If I were to adopt that, I'd have to do a line-of-sight Bresenham's line for each and every tile on the map. It occurs to me that it ought to be possible to reuse most of the calculations and compute the heightmap in a single pass if you fill outwards away from the eye - a scanline fill kind of approach perhaps?
But the logic escapes me. What would the logic be?
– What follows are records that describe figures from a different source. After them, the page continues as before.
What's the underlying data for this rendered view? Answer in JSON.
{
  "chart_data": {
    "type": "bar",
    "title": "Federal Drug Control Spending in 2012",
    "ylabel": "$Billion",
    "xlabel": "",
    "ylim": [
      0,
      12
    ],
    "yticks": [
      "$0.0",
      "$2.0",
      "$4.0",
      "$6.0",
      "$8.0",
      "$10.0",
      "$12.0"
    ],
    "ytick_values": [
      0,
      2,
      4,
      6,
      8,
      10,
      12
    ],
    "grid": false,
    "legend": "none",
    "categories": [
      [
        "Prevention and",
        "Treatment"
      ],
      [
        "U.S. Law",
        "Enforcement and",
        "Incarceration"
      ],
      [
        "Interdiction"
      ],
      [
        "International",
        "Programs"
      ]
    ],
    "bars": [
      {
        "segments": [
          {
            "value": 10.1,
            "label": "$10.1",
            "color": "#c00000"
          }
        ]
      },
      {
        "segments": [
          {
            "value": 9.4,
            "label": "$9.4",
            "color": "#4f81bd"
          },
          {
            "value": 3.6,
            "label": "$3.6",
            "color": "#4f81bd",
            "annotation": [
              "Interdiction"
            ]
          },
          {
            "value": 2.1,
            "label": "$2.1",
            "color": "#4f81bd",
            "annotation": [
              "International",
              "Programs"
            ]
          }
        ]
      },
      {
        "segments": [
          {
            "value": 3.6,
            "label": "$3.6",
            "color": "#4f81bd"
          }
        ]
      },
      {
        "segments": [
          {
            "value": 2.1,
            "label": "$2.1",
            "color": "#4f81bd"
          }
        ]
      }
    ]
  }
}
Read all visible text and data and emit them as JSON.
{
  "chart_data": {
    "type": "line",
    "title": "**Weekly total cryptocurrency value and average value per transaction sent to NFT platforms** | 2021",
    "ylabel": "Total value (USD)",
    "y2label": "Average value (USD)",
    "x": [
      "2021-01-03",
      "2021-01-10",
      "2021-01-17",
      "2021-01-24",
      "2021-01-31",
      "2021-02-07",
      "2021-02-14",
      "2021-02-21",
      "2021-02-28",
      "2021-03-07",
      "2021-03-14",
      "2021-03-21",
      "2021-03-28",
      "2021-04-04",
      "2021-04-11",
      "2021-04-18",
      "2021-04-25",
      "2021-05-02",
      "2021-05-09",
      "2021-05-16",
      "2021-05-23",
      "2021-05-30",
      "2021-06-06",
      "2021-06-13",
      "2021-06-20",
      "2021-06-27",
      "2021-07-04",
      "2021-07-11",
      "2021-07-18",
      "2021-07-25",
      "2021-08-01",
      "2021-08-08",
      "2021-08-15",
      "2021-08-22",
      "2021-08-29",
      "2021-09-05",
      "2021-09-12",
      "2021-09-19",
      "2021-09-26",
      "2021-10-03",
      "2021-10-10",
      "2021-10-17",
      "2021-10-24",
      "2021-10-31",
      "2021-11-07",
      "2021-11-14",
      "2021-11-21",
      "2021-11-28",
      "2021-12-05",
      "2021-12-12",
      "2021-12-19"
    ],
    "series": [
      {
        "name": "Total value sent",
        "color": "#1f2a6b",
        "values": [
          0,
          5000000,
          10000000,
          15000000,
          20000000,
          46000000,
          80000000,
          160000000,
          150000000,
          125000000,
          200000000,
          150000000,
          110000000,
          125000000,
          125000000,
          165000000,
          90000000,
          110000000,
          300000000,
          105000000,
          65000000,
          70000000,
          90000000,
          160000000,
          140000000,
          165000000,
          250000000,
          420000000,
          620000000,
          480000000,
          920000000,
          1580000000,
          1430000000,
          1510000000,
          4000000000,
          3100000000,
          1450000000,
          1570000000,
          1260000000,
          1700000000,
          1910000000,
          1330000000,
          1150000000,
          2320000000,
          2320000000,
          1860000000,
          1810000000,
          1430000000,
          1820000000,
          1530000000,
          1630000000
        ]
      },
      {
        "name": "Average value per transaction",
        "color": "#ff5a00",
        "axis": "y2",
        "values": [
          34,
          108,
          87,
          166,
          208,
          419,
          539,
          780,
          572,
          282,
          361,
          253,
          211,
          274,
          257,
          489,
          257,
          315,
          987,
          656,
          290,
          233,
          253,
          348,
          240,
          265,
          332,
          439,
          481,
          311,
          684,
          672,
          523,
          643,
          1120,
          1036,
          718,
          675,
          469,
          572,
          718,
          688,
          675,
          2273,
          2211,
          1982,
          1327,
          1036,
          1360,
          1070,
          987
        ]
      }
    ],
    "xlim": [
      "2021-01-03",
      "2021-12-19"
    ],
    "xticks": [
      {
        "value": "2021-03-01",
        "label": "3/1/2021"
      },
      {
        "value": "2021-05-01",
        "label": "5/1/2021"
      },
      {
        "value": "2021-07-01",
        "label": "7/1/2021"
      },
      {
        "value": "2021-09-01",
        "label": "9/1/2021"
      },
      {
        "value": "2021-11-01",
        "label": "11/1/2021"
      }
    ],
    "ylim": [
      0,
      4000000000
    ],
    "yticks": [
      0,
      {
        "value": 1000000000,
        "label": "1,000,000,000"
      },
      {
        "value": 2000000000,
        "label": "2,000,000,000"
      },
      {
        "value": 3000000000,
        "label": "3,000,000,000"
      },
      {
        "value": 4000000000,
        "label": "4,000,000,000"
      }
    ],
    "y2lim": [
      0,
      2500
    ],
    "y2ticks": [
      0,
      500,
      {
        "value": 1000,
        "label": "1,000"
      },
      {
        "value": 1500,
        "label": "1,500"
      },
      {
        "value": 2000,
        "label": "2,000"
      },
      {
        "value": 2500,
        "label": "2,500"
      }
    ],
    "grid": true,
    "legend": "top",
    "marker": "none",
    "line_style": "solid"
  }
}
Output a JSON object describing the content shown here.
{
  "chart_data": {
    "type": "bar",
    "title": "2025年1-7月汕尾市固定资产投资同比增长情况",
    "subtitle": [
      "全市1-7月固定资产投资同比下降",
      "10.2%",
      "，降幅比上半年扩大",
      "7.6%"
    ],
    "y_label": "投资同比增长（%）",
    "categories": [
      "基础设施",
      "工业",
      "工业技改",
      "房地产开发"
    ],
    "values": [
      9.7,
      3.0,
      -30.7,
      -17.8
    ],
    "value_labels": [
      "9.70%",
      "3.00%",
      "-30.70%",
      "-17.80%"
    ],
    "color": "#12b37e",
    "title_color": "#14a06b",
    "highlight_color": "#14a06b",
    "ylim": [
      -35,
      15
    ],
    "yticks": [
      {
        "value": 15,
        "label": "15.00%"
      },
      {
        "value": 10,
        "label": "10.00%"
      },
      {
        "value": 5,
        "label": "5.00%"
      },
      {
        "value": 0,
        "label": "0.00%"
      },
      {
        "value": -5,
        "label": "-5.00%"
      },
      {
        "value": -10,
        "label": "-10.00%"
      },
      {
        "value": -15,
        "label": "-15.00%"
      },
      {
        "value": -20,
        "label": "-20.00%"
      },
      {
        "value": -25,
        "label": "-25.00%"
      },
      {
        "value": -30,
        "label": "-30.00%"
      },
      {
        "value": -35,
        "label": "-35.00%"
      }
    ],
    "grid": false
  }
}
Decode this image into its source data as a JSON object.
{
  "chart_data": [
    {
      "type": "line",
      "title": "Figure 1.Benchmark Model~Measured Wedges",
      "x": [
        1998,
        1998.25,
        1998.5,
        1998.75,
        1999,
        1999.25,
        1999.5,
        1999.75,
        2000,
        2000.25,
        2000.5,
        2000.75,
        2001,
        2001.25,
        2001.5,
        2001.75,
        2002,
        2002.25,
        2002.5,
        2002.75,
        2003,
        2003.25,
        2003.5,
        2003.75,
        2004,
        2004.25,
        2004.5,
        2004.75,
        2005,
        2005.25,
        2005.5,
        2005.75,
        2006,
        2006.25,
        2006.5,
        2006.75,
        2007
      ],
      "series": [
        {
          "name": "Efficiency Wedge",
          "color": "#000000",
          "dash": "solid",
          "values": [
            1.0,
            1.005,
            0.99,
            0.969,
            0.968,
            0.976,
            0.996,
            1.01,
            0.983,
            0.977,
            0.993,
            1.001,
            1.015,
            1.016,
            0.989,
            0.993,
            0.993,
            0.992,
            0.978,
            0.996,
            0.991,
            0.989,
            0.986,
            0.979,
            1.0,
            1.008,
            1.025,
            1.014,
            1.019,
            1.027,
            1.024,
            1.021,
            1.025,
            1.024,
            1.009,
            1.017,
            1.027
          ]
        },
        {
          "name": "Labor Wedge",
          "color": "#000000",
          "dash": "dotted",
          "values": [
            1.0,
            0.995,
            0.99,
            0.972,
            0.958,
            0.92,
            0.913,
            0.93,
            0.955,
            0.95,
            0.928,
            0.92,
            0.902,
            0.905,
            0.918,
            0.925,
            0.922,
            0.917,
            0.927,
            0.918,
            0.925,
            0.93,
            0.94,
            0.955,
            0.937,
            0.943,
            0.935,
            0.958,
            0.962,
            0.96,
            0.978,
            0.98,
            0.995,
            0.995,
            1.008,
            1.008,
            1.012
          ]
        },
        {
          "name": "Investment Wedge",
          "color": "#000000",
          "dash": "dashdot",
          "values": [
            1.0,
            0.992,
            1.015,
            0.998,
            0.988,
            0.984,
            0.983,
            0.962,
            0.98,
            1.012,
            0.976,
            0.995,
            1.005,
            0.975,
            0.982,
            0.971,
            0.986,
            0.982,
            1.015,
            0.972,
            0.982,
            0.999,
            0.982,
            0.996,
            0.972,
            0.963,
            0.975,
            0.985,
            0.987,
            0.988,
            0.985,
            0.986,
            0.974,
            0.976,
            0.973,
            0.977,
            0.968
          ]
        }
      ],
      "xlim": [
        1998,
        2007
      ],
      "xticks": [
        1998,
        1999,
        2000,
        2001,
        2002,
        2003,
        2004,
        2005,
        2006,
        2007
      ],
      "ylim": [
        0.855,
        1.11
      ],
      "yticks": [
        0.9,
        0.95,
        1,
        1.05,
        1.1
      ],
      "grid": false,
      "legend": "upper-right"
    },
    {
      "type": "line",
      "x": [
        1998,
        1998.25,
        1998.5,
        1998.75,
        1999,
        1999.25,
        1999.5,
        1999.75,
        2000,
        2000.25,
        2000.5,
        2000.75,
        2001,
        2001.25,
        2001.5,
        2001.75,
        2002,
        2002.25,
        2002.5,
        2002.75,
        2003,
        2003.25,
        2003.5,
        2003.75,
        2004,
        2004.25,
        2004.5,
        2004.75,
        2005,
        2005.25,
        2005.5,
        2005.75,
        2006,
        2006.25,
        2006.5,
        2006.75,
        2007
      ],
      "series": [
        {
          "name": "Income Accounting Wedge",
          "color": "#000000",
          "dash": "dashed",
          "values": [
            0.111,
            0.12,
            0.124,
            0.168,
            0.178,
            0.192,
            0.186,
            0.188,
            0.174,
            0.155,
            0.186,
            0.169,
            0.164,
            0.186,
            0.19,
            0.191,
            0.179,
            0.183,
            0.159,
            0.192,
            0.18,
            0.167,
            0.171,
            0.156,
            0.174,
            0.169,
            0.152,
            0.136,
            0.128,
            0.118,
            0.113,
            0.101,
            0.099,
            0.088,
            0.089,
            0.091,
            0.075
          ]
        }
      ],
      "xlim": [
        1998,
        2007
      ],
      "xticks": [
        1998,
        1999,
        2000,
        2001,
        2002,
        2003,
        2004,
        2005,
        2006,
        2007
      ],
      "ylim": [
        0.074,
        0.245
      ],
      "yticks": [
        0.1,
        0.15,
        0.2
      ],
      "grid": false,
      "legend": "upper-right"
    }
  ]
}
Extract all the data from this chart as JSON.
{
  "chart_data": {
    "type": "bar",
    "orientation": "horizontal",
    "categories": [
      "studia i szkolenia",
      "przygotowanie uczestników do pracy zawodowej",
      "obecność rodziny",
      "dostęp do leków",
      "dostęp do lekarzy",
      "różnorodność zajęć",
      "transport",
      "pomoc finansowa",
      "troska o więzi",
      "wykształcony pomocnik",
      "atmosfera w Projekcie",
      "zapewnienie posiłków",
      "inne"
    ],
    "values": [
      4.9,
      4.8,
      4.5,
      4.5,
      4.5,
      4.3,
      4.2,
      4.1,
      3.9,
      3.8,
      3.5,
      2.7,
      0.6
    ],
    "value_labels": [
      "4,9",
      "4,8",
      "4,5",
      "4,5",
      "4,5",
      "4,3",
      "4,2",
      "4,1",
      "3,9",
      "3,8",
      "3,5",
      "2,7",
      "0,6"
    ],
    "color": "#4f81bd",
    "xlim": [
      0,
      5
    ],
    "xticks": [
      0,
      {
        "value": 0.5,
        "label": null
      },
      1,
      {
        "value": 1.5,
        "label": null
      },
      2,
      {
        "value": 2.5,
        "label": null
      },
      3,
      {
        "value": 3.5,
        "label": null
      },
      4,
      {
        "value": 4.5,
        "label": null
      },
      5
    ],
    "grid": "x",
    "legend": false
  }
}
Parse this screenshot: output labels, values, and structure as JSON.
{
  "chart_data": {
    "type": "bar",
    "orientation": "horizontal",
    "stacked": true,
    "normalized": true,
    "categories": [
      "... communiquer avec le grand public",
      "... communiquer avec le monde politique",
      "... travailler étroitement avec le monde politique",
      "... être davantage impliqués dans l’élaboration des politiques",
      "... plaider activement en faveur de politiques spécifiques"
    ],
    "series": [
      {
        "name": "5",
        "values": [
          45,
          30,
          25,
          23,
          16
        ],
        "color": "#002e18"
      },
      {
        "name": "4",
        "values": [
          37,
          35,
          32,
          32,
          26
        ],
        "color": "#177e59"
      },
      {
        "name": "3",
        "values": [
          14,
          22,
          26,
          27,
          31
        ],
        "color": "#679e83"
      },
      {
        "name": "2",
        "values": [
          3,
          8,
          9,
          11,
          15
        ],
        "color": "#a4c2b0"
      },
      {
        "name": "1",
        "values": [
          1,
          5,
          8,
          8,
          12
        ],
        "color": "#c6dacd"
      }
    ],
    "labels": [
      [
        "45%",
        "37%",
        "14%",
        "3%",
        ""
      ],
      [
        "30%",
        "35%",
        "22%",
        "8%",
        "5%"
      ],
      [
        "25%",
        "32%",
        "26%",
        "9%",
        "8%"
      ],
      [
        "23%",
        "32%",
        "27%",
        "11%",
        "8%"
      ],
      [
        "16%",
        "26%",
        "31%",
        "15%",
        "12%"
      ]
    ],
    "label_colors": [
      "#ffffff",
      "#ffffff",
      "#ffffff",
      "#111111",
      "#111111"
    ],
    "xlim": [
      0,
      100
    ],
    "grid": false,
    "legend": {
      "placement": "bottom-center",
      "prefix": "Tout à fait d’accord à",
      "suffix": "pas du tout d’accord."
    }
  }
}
Here is a heightmap with a the visibility from a particular vantagepoint (green cube) ("viewshed" as in "watershed"?) painted over it:
Here is the O(n) sweep that I came up with; I seems the same as that given in the paper in the answer below How to compute the visible area based on a heightmap? Franklin and Ray's method, only in this case I am walking from eye outwards instead of walking the perimeter doing a bresenhams towards the centre; to my mind, my approach would have much better caching behaviour - i.e. be faster - and use less memory since it doesn't have to track the vector for each tile, only remember a scanline's worth:
typedef std::vector<float> visbuf_t;
inline void map::_visibility_scan(const visbuf_t& in,visbuf_t& out,const vec_t& eye,int start_x,int stop_x,int y,int prev_y) {
const int xdir = (start_x < stop_x)? 1: -1;
for(int x=start_x; x!=stop_x; x+=xdir) {
const int x_diff = abs(eye.x-x), y_diff = abs(eye.z-y);
const bool horiz = (x_diff >= y_diff);
const int x_step = horiz? 1: x_diff/y_diff;
const int in_x = x-x_step*xdir; // where in the in buffer would we get the inner value?
const float outer_d = vec2_t(x,y).distance(vec2_t(eye.x,eye.z));
const float inner_d = vec2_t(in_x,horiz? y: prev_y).distance(vec2_t(eye.x,eye.z));
const float inner = (horiz? out: in).at(in_x)*(outer_d/inner_d); // get the inner value, scaling by distance
const float outer = height_at(x,y)-eye.y; // height we are at right now in the map, eye-relative
if(inner <= outer) {
out.at(x) = outer;
vis.at(y*width+x) = VISIBLE;
} else {
out.at(x) = inner;
vis.at(y*width+x) = NOT_VISIBLE;
}
}
}
void map::visibility_add(const vec_t& eye) {
const float BASE = -10000; // represents a downward vector that would always be visible
visbuf_t scan_0, scan_out, scan_in;
scan_0.resize(width);
vis[eye.z*width+eye.x-1] = vis[eye.z*width+eye.x] = vis[eye.z*width+eye.x+1] = VISIBLE;
scan_0.at(eye.x) = BASE;
scan_0.at(eye.x-1) = BASE;
scan_0.at(eye.x+1) = BASE;
_visibility_scan(scan_0,scan_0,eye,eye.x+2,width,eye.z,eye.z);
_visibility_scan(scan_0,scan_0,eye,eye.x-2,-1,eye.z,eye.z);
scan_out = scan_0;
for(int y=eye.z+1; y<height; y++) {
scan_in = scan_out;
_visibility_scan(scan_in,scan_out,eye,eye.x,-1,y,y-1);
_visibility_scan(scan_in,scan_out,eye,eye.x,width,y,y-1);
}
scan_out = scan_0;
for(int y=eye.z-1; y>=0; y--) {
scan_in = scan_out;
_visibility_scan(scan_in,scan_out,eye,eye.x,-1,y,y+1);
_visibility_scan(scan_in,scan_out,eye,eye.x,width,y,y+1);
}
}
Is it a valid approach?
it is using centre-points rather than looking at the slope between the 'inner' pixel and its neighbour on the side that the LoS passes
could the trig in to scale the vectors and such be replaced by factor multiplication?
it could use an array of bytes since the heights are themselves bytes
its not a radial sweep, its doing a whole scanline at a time but away from the point; it only uses only a couple of scanlines-worth of additional memory which is neat
if it works, you could imagine that you could distribute it nicely using a radial sweep of blocks; you have to compute the centre-most tile first, but then you can distribute all immediately adjacent tiles from that (they just need to be given the edge-most intermediate values) and then in turn more and more parallelism.
So how to most efficiently calculate this viewshed?
What you want is called a sweep algorithm. Basically you cast rays (Bresenham's) to each of the perimeter cells, but keep track of the horizon as you go and mark any cells you pass on the way as being visible or invisible (and update the ray's horizon if visible). This gets you down from the O(n^3) of the naive approach (testing each cell of an nxn DEM individually) to O(n^2).
More detailed description of the algorithm in section 5.1 of this paper (which you might also find interesting for other reasons if you aspire to work with really enormous heightmaps).